Yogis call this "a-dharmic", going against your nature. And they say is the root of our problems.
Through wisdom and practice, we learn to make more "dharmic" choices -- those that serve our life, from friends to food to free-time activities. Yet even as we make dharmic choices, sometimes we get sick or have set backs. It's easy to blame ourselves, thinking we did something wrong. But perhaps the "problem" hasn't appeared because we failed. Perhaps it is simply another alley in our leaps of growth and expansion? Helping us become more aware and conscious?
Recently I got a major organ infection. I was sad and angry, as my herbs, diet and yoga practice were not putting me back into health. I was required to reach for a pharmaceutical drugs, and felt that I had somehow failed. My "magic" had failed.
Yet, working with western medicine gave me an important experience. Drugs are powerful. And fast. Taking an antibiotic, I felt better within hours after weeks of pain. Western medicine became my ally in health, for the first time in a decade.
I also became acutely aware their side effects. In pulling out the "big guns" -- i.e. those that are employed when all else fails because, as they heal one system, they often harm another -- I was also overwhelmed by nausea, dizziness, out of body experience and more. These are the "big guns" for a reason, and unfortunately due to misuse, now kill more people than illegal drugs.
While I gained a valuable experience and am grateful for western medicine's role in my life, I'm even more grateful that it is not the only tool in my medicine bag.
My tools include a wise progression of health - diet, exercise, herbs, acupuncture, massage, laughter, emotional fluency, meditation, yogic wisdom, wise woman wisdom and so much more. With such an arsenal, I can reach for the tool that is just a little bit bigger than the issue at hand. For, like a parent correcting a small child, I want my tool to be just big enough get the point across.

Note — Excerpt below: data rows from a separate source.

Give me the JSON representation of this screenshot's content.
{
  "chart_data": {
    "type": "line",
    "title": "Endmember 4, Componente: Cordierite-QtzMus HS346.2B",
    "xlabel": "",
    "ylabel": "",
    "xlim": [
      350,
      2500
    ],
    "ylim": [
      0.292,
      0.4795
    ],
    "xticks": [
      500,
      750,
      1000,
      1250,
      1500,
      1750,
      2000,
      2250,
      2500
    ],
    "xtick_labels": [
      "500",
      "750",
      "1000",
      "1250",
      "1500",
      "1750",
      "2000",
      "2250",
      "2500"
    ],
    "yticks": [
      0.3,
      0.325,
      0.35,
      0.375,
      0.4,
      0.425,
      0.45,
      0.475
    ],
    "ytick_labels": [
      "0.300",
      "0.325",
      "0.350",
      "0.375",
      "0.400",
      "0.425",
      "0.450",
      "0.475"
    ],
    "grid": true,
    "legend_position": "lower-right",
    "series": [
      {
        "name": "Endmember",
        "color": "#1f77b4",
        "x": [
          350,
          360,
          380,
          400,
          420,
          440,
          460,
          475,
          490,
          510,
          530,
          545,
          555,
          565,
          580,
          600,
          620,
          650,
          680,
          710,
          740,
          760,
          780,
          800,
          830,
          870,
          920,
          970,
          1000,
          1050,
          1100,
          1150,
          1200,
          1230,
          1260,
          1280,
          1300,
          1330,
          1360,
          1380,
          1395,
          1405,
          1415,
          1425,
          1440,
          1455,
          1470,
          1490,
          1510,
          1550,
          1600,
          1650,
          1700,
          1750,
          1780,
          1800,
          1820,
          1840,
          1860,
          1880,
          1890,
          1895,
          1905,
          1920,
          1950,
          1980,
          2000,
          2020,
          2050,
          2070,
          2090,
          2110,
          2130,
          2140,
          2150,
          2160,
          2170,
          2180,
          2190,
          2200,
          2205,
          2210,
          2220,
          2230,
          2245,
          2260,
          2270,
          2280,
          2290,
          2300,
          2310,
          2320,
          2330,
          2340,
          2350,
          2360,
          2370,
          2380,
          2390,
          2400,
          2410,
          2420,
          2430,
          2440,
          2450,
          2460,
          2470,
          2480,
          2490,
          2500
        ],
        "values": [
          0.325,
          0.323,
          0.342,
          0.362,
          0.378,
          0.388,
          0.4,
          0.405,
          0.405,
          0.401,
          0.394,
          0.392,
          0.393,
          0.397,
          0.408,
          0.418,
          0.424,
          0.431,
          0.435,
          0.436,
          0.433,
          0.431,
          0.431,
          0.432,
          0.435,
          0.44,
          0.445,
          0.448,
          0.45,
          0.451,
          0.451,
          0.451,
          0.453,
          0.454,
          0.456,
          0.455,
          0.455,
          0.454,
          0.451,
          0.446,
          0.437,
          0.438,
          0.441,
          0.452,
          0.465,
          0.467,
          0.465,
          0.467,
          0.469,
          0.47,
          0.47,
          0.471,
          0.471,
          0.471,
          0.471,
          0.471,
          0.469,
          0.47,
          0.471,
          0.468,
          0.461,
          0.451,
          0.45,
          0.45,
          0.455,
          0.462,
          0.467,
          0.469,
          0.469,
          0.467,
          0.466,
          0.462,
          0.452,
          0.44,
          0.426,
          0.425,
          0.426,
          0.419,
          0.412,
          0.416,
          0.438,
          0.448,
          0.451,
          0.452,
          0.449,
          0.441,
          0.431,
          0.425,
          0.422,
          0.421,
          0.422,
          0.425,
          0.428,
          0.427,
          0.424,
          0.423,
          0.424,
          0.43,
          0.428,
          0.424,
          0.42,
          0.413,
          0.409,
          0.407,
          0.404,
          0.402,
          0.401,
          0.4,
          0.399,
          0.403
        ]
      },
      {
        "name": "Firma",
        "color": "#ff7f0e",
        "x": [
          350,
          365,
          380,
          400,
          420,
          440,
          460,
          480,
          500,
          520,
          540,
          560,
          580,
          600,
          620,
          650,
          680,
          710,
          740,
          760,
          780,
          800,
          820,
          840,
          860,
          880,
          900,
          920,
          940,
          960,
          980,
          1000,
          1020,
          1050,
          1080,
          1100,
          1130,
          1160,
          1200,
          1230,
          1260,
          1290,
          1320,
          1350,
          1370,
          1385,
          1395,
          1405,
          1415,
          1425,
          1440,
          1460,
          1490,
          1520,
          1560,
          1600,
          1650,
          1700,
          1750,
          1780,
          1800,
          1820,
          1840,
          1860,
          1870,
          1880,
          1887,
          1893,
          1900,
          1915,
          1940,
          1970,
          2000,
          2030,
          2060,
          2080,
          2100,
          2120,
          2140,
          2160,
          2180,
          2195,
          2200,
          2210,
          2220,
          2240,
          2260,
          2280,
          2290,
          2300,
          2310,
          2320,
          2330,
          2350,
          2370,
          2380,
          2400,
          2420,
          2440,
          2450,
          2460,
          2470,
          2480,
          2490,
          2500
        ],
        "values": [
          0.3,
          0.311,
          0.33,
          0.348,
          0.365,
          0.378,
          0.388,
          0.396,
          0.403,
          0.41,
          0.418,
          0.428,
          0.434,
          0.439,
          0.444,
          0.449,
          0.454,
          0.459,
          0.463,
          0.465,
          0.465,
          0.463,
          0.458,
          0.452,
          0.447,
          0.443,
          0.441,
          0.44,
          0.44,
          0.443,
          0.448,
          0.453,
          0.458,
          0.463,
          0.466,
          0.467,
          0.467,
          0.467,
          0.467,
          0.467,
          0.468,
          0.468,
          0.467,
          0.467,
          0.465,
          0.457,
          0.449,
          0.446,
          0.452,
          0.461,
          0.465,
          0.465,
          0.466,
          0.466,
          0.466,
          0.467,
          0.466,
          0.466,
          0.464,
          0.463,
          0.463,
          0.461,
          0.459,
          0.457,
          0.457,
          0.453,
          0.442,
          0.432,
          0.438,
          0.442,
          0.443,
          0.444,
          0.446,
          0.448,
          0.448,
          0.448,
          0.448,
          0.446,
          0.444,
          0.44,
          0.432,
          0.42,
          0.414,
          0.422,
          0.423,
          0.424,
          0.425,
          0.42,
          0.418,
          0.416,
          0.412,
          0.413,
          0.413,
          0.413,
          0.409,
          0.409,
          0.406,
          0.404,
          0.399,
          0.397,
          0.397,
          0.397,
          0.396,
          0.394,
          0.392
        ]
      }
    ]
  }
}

Not so big it blows up the whole landscape.
While it will take weeks, months and maybe longer to repair the landscape of my body from antibiotics, they were the right tool at the time. Next time, something goes "wrong", I will return tools with fewer side effects, and trust in their power to heal. I know that not ever minor injury needs a big gun, just like every problem doesn't need a hammer. Yet with a varied medicine bag, and the wisdom of how to use the tools within, I now have an expanded ability to act dharmically, whatever may arise.
May we all have circle of healing allies that support our everyday happiness, wellness, passion and purpose.